Cultivating spaces for extraordinary artists

Weaving Visability

Andrea Mindel is a textile artist who in a project at Towner Eastbourne gallery embroidered with their own hair. They are also disabled, & the relocation into the foyer of the gallery was part of a national pop-up event to make disabled creativity visible.

Jordan Whitewood-Neal visited for recessed.space, observing in how Mindel’s frame was set into the space a further reading of private & public in the everyday lives of disabled people, not least during the invisibility of Covid.

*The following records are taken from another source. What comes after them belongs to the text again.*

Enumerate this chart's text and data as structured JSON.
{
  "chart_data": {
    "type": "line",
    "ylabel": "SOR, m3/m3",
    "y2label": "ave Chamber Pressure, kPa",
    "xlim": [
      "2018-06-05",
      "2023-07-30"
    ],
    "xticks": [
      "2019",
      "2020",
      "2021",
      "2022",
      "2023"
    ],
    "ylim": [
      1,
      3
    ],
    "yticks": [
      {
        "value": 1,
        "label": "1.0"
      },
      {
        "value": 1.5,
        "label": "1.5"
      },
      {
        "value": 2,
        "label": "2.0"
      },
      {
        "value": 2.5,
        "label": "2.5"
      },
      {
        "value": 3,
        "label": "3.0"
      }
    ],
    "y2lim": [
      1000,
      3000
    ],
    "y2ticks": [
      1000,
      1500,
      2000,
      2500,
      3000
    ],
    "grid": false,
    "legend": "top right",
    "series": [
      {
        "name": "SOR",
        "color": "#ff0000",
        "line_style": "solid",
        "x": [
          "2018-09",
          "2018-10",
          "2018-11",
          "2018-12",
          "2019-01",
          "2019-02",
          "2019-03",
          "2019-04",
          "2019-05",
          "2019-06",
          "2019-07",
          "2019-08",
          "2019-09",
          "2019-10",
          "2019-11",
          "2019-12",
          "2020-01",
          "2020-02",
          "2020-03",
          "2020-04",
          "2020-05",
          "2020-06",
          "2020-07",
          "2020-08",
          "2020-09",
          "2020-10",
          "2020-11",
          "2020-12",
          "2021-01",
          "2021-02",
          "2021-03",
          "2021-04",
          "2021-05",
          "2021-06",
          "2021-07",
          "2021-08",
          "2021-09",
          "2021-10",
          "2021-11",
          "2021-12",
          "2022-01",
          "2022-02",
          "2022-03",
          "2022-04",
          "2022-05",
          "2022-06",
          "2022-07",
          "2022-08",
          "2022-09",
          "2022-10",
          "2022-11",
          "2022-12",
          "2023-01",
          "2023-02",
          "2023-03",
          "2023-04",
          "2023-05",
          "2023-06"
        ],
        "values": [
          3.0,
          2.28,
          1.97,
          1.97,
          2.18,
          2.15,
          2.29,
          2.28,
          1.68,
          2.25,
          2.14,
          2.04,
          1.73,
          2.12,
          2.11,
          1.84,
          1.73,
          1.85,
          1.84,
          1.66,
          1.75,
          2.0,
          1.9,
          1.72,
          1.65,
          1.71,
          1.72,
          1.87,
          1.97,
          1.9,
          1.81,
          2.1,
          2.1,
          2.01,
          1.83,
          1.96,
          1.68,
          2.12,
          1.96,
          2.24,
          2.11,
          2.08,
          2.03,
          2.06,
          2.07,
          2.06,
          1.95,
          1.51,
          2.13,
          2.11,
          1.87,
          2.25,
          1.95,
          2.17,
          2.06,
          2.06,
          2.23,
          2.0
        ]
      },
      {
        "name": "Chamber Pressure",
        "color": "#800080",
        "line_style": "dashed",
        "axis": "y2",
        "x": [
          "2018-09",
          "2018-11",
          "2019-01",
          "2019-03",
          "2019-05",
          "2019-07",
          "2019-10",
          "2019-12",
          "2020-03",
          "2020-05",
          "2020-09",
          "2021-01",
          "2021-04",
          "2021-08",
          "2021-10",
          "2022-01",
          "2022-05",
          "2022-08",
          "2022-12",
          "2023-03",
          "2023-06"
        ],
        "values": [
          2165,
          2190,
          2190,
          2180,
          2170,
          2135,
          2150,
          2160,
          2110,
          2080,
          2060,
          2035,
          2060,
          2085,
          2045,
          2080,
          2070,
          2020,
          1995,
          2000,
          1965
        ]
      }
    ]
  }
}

On July 2nd, the 102nd anniversary of the first international Dada art fair in Berlin, 31 disabled artists in over 30 venues across Britain and Northern Ireland, Margate to the Orkney islands, instigated an array of interventions, collectively titled We are Invisible, We are Visible (WAIWAV).

Directly drawing from the Dadaist ideology, the events were designed to challenge not only the biggest of world issues but also the pandemic induced susceptibility and invisibility that many disabled people have faced.

“Where Hans Arp ‘sought an art to cure the madness of the age’, we seek an art that performs and celebrates madness as a mirror to the world, challenging the narrow notions of what it is to be human and the limiting impact of those chains leading us ever towards oblivion,” explains Colin Hambrook, Disability Arts Online Founding Editor.

Talking to the similarities between Dada and Disability Arts he adds: “It is through the engagement with live art, performance or interventionist art in particular that similar ideals arise — of rulebreaking, anti-normality, and the art of protest.”